Hacking challenge...

[phatj]

Are you sure you're not trying to access your teacher's gradebook? I don't know of any teachers that would ask someone to hack into his computer.

 

[neonerd]

Originally posted by: phatj
Are you sure you're not trying to access your teacher's gradebook? I don't know of any teachers that would ask someone to hack into his computer.

brand new laptop...first off, he doesn't have anything on there yet, second off, its on a poor/needs imporvement/good/excellent scale, and he doesn't even o grades....not a single person in the school gets anything xcept good...so no, im not trying to access his grades or anything

 

[Ameesh]

Originally posted by: CorporateRecreation

Originally posted by: Kaputnik03

Originally posted by: CorporateRecreation
Also your description is very vague. What kind of network is the computer on?

it's on a network with the rest of the school computers...they can pretty much see each other, but the administration computers, including his laptop are password protected.

If you can find out some information about the physical topology of the network you might be able to do some work on the Adress Resolution Protocol.

the guy doesnt even know what a buffer overflow is, you expect him to anything about ARp let alone how to spoof his teachers machine and lets say he even got as far as spoofing his teachers box, to what end would that help him get into his teachers computer.

 

[Ameesh]

Originally posted by: SammySon

Both XP computers.....there's a chance though ours will be 2000 pro

Good luck. You need a flavor of unix to really do anything.

ARP or DNS cashe poisoning could be a good bet.

wtf are you talking about?

 

[konichiwa]

Get him to install IIS, then do the old IIS buffer overflow. Done and done.

:beer:

 

[thomsbrain]

boot with windows 98 floppy. fdisk. format c. 🙂


actually, a lot of my high school teachers had their macs completely unsecured on the network. i used to check my grades that way. although it was very tempting give myself a little boost here and there, i never once changed my grades.

 

[glugglug]

Do people on this network have domain accounts they log into or does the teacher just log into an account local to his laptop?

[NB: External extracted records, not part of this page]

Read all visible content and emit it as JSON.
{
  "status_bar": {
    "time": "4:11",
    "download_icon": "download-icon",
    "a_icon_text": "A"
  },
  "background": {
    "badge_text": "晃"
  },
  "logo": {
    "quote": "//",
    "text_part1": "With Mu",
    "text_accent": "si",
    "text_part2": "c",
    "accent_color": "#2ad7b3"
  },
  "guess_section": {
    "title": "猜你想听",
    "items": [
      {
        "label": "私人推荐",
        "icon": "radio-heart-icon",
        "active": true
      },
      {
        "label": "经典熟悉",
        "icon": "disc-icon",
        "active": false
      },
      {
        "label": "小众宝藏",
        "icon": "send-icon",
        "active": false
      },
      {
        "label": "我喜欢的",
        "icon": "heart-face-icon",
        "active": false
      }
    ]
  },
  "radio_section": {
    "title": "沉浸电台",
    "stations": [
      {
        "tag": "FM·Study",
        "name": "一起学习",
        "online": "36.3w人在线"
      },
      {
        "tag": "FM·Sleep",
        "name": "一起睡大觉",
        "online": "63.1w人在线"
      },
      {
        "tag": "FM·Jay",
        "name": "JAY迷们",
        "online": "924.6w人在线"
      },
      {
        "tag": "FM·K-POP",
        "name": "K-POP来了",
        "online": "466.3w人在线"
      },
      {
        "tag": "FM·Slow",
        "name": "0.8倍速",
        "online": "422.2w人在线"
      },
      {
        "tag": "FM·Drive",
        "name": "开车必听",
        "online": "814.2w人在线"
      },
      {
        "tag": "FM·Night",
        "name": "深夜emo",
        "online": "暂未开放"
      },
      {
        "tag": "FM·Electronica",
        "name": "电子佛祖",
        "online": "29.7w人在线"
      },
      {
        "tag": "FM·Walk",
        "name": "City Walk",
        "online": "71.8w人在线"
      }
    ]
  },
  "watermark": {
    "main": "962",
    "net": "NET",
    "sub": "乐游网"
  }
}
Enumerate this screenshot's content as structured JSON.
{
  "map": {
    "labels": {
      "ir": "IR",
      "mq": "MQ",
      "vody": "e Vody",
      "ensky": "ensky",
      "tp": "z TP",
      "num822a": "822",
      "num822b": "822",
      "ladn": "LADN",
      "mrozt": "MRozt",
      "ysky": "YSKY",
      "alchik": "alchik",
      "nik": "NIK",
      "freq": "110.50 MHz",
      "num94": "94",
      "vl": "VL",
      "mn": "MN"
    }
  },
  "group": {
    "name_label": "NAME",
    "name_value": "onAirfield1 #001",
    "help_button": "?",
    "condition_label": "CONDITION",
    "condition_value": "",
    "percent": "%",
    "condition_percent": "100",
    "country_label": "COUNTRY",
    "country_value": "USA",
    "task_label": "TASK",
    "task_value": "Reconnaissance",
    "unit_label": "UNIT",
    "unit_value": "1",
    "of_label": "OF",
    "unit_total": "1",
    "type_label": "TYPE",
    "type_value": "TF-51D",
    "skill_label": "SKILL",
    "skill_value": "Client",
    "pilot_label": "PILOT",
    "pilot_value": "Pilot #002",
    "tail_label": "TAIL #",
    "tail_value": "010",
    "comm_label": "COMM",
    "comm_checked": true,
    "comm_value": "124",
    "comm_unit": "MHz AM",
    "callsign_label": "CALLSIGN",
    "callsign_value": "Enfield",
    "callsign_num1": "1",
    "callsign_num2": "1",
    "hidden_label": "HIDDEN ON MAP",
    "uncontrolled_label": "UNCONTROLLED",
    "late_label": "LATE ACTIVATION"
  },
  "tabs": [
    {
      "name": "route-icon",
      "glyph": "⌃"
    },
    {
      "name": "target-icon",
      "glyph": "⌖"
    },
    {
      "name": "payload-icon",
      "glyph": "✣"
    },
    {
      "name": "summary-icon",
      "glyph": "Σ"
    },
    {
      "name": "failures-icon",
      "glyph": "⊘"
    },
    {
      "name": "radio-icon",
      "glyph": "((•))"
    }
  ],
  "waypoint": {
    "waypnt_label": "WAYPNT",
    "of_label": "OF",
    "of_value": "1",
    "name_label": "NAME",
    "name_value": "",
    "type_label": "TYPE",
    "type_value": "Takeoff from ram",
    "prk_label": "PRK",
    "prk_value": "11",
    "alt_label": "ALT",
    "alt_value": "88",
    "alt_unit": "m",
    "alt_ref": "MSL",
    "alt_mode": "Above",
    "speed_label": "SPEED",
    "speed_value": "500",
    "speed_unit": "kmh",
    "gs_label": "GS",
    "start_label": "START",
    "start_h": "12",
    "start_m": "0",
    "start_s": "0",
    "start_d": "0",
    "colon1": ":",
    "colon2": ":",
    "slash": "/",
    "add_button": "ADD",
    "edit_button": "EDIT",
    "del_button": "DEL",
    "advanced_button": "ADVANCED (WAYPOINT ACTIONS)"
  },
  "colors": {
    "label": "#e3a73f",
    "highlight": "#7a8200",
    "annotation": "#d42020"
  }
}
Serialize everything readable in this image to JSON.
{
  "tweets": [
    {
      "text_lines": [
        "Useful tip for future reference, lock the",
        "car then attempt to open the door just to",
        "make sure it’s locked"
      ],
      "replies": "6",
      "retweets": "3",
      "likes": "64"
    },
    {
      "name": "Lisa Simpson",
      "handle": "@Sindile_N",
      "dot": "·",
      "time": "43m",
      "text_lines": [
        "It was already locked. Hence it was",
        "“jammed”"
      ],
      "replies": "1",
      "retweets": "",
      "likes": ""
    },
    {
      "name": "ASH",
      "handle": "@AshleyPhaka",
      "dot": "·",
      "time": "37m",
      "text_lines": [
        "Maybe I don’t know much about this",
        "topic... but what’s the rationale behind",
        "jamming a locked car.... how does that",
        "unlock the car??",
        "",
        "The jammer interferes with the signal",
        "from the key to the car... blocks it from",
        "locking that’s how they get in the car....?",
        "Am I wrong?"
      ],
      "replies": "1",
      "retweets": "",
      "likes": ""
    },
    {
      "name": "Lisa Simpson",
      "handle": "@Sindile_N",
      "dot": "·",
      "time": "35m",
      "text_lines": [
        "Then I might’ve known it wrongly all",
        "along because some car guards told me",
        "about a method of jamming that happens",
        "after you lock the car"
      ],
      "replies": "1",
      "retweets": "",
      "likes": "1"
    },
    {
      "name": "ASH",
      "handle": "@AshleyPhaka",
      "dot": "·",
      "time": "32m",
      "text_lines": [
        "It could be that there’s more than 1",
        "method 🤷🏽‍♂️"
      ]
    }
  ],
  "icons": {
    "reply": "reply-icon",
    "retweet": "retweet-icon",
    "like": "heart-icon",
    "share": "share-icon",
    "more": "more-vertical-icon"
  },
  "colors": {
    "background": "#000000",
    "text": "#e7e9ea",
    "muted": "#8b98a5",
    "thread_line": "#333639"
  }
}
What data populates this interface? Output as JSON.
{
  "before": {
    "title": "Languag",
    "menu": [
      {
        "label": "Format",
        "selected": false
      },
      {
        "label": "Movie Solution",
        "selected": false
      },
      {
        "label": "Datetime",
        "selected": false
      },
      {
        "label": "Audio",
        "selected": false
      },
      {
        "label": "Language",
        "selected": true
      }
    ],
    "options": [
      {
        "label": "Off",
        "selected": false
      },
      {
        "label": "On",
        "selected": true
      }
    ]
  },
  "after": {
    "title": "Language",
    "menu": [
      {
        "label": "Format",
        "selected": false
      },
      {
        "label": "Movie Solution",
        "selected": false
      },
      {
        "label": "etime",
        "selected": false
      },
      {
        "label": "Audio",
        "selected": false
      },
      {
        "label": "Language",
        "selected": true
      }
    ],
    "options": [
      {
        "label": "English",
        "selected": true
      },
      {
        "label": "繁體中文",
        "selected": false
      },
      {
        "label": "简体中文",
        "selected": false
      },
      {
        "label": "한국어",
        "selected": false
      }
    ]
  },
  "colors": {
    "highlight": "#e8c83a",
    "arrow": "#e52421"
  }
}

If they are domain accounts are there any Win98/ME machines in this domain? If so this would require copies of the passwords in the SAM file be encrypted in LANMan format which can be cracked in seconds with tools you should be able to find online.

Also, odds are 192.168.xxx.xxx or 10.xxx.xxx.xxx or whatever the school uses for the LAN will all be configured as trusted IPs in whatever firewall he puts on there which presents you a lot of holes if so....

 

[BeauJangles]

check out some security sites for the latest windows exploits.... if he isn't going to update it, just run the RPC exploit and you'll be in like a hot knife through butter.

 

[glugglug]

RPC exploit won't work if the firewall is properly configured. But if he can log into the laptop on the network, it isn't properly configured.

 

So if the other two guys know what they are doing, or atleast you say they do, how the hell did you get involved?

 

[Twista]

where can i download windows 2003 server full? ?oh wait... i was told to get it from somewhere.

 

[PowerMacG5]

So what if the computer is password protected? A true 1337 h4x0r would have no problem with that.

 

[neonerd]

Originally posted by: Phocas
So if the other two guys know what they are doing, or atleast you say they do, how the hell did you get involved?

i'm not big on security...i kno my way around computers, but security and hacking diff story...i wanna learn more about all this security stuff

 

[Gravity]

Too funny. Um, you mean hack via a hub or switch? Hmm..if it's just the password it would be easy, lotsa tools to do that with.